L'extrême droite était arrivée en tête lors des européennes, à Perpignan. La ville des Pyrénées-Orientales est donc dans le viseur de Marine Le Pen et de son candidat, Louis Aliot. Pour Romain Grau qui vient d'être investi par La République en Marche, c'est un défi qui s'annonce : "C'est une mission exigeante, un challenge, mais je pense qu'on peut mener ce défi et qu'on peut le gagner".  

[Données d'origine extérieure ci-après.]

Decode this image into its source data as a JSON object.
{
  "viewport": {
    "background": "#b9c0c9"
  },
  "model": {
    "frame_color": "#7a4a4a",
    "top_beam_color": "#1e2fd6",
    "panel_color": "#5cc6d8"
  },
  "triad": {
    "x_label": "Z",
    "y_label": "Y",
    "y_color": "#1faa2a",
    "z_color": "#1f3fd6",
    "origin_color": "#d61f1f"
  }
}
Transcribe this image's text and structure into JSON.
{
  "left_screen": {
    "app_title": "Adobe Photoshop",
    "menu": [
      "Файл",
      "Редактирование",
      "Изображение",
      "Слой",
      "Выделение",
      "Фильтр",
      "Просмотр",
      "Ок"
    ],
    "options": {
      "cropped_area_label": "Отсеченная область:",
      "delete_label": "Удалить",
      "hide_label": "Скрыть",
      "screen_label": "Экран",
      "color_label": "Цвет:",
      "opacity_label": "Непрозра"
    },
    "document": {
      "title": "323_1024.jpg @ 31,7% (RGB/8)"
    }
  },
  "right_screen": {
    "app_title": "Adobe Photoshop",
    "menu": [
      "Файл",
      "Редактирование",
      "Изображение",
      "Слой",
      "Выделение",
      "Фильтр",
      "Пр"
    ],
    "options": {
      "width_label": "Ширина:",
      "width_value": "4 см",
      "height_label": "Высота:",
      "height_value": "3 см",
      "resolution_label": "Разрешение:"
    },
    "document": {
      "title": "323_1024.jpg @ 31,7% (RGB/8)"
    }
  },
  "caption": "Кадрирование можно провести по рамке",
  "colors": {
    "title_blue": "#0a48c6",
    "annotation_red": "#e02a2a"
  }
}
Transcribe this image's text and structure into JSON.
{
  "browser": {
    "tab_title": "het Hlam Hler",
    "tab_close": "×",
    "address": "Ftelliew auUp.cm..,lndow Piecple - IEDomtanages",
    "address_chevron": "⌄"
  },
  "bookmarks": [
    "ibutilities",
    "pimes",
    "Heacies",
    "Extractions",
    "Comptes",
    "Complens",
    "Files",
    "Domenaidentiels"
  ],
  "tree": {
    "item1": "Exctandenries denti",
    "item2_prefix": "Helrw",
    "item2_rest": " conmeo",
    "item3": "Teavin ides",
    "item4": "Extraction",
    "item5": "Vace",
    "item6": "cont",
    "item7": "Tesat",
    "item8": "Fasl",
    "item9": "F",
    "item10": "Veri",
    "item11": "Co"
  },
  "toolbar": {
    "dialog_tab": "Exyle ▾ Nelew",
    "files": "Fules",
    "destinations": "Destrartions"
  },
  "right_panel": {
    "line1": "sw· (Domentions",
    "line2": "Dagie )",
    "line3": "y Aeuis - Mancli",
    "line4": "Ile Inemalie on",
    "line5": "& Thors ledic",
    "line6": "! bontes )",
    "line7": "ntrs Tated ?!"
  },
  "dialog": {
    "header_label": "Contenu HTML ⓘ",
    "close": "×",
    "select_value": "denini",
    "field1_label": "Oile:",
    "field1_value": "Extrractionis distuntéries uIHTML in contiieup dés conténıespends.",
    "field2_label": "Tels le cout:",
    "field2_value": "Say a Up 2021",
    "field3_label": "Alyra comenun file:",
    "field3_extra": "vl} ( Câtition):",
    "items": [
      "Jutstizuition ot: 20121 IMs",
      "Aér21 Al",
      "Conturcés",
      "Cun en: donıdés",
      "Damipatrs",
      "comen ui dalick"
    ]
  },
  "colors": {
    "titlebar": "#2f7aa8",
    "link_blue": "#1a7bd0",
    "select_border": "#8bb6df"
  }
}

Alors que le chômage continue d'augmenter à Perpignan, et face au risque de morcellement des candidatures, le député de la majorité compte sur son projet pour battre Louis Aliot : "La construction d'un projet par ateliers, l'élaboration et la construction d'une équipe diversifiée, l'engagement... Moi, je vis à Perpignan, ma famille vit à Perpignan, je travaille à Perpignan ! L'amour d'une ville, d'un territoire, fait que nous sommes impliqués là-bas. Demandez à Louis Aliot quelle est son adresse à Perpignan et vous serez édifié ! S'il vous en donne une précise, il faut tout de suite m'appeler !".

La priorité est de faire barrage au RN, quitte à s'effacer si nécessaire

À Cavaillon, dans le Vaucluse, où le parti de Marine Le Pen a fait également de gros scores aux dernières européennes, Benoît Mathieu vient d'être investi par La République en Marche. Ce sera sa première participation à une élection et il souhaite donner un nouveau souffle à la ville :

Dans les autres villes aussi, la priorité est de faire barrage au RN, quitte à s'effacer si nécessaire. Pour le délégué général adjoint d'En Marche, Pierre Person, "quand on ne sera plus les plus à même de rassembler, s'il y a un risque Front National, on fera toujours le choix de la cohérence et du rassemblement en s'effaçant pour laisser gagner les autres composantes progressistes face au Front National".  

Et pour ces municipales, En Marche s'est posé comme objectif de multiplier par cinq le nombre de ses conseillers municipaux.